- promotional poster
- Directed by: Edward F. Cline
- Written by: Nicholas T. Barrows Joseph L. Mankiewicz
- Produced by: Herman J. Mankiewicz B. P. Schulberg
- Starring: Jack Oakie; W. C. Fields; Ben Turpin; Lyda Roberti; George Barbier; Andy Clyde; Hank Mann;
- Cinematography: Arthur L. Todd
- Music by: Rudolph G. Kopp (uncredited) John Leipold (uncredited)
- Distributed by: Paramount Pictures
- Release date: July 8, 1932;
- Running time: 64 minutes
- Country: United States
- Language: English

= Million Dollar Legs (1932 film) =

1932 film

Million Dollar Legs is a 1932 American pre-Code comedy film starring Jack Oakie and W.C. Fields, directed by Edward F. Cline, produced by Herman J. Mankiewicz (co-writer of Citizen Kane) and B.P. Schulberg, co-written by Joseph L. Mankiewicz, and released by Paramount Pictures. The film was inspired by the 1932 Summer Olympics, held in Los Angeles, California.

==Plot==
While visiting the mythical country of Klopstokia on business, brush salesman Migg Tweeny collides with a young woman on the street and the two fall instantly in love. Her name is Angela—all the women in Klopstokia are named Angela, and the men are named George—and she is the daughter of Klopstokia's president, whose country is bankrupt, and who relies upon his great physical strength to dominate a cabinet that is conspiring to overthrow him. Tweeny, hoping to win the hand of the president's daughter in marriage, presents him with a plan to remedy Klopstokia's financial woes: The president is to enter the 1932 Summer Olympics, win the weightlifting competition, and collect a large cash reward that has been offered to medalists by Tweeny's employer. Tweeny then sets out to find athletes to make up Klopstokia's Olympic team, and quickly discovers that the country abounds in athletes of exceptional abilities. The team, with Tweeny as their trainer, boards a steamship bound for America.

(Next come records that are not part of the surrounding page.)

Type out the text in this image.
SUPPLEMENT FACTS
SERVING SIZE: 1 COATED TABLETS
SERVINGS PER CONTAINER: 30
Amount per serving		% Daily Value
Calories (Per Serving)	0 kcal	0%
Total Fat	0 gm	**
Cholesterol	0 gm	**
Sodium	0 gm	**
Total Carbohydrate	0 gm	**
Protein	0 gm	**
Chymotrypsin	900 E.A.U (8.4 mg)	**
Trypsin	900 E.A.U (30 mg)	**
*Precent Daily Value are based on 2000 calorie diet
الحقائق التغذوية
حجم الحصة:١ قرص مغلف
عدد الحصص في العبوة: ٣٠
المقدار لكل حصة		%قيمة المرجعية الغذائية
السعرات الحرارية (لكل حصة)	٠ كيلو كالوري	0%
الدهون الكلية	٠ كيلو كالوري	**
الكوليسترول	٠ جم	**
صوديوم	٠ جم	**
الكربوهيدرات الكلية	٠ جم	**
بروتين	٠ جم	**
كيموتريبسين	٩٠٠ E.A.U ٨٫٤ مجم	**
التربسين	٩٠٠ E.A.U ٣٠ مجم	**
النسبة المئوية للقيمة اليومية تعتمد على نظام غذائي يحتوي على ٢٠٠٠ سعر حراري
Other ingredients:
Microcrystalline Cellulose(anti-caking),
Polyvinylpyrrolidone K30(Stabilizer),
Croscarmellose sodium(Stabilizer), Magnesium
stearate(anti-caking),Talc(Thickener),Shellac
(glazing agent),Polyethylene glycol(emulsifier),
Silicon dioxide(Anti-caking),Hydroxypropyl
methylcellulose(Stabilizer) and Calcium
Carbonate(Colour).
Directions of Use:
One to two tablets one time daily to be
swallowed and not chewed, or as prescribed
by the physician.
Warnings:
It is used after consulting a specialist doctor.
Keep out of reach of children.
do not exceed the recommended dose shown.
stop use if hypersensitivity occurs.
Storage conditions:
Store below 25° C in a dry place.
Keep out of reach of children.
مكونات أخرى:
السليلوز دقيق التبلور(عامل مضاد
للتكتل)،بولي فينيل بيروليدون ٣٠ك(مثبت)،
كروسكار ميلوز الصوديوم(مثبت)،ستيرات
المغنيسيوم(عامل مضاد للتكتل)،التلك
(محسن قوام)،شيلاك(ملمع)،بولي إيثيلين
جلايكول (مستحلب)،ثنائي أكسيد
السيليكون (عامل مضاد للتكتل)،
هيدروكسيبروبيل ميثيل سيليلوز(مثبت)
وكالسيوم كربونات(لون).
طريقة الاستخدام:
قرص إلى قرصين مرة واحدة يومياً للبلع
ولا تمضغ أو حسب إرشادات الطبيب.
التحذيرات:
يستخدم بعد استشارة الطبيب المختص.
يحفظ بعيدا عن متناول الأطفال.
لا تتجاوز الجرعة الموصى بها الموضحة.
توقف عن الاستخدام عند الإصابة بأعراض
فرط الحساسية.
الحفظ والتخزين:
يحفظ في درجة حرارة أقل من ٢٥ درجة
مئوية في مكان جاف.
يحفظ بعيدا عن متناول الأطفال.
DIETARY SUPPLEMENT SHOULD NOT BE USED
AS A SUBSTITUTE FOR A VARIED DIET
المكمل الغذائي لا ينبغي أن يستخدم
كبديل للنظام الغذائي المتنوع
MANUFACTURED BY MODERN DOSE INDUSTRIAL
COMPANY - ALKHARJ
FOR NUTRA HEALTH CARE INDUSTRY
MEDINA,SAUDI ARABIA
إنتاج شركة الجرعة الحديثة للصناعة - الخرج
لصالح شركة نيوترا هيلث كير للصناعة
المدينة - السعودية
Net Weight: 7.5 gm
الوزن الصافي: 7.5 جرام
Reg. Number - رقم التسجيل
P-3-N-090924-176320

Meanwhile, the rebellious cabinet ministers, who are determined to sabotage Klopstokia's Olympic bid, have enlisted the services of "Mata Machree, the Woman No Man Can Resist", a Mata Hari-based spy character who sets out to destroy the Klopstokian team's morale by seducing each athlete and then setting them against each other in a collective brawl. Her efforts have the intended effect: When the team arrives in Los Angeles, it is in no condition to compete. After a pep talk from Tweeny fails to inspire them, Angela tracks down Mata, defeats her in an underwater fight, and forces a confession from her before the assembled team, which restores the athletes' fighting spirit. They take to the field and begin winning events.

By the time the weightlifting competition begins, Klopstokia needs only three more points for victory. In the film's final scene, Tweeny excites the president's fierce temper in order to inspire him to a final superhuman effort. The president throws a 1000-lb weight at Tweeny, missing him, but winning both the weightlifting competition and the shot put for Klopstokia.

==Cast==

- Jack Oakie as Migg Tweeny
- W.C. Fields as the President
- Ben Turpin as Mysterious Man
- Lyda Roberti as Mata Machree
- George Barbier as Mr. Baldwin
- Andy Clyde as the Major-Domo
- Hank Mann as a Customs Inspector
- Susan Fleming as Angela
- Hugh Herbert as Secretary of the Treasury
- Irving Bacon as Secretary of War (uncredited)
- Dickie Moore as Willie - Angela's brother
- Ben Taggart as the Ship Captain (uncredited)
- Billy Gilbert as sneezing cabinet minister (uncredited)

==Reviews==
In 1932, The New York Times reviewer described the film as "a hopefully mad sort of picture ... where a series of comedians conducted themselves with a total lack of dignity."

After a June 2010 screening in Tribeca, The New Yorker writer David Denby described the film's odd, fragmented structure as well as its overall surreal tone:

Million Dollar Legs...is about as close as Hollywood (in this case, Paramount) ever came to the spirit of Dada. The movie is so silly that it seems both artless and weirdly avant-garde, a style that the studios never quite explored again. Sequences begin and end abruptly; lovers talk parodistic nonsense to each other; Lyda Roberti, a comic dancer and singer with a delicious pan-European accent and alarmingly active hips (she makes Kim Cattrall look inhibited), turns up as a femme fatale, apparently based on Marlene Dietrich. The film bears some resemblance to the Marx Brothers' manic Duck Soup, which came out the following year and is actually more disciplined.

Critic Pauline Kael named Million Dollar Legs as one of her favorite films, calling it a "lunatic musical satire".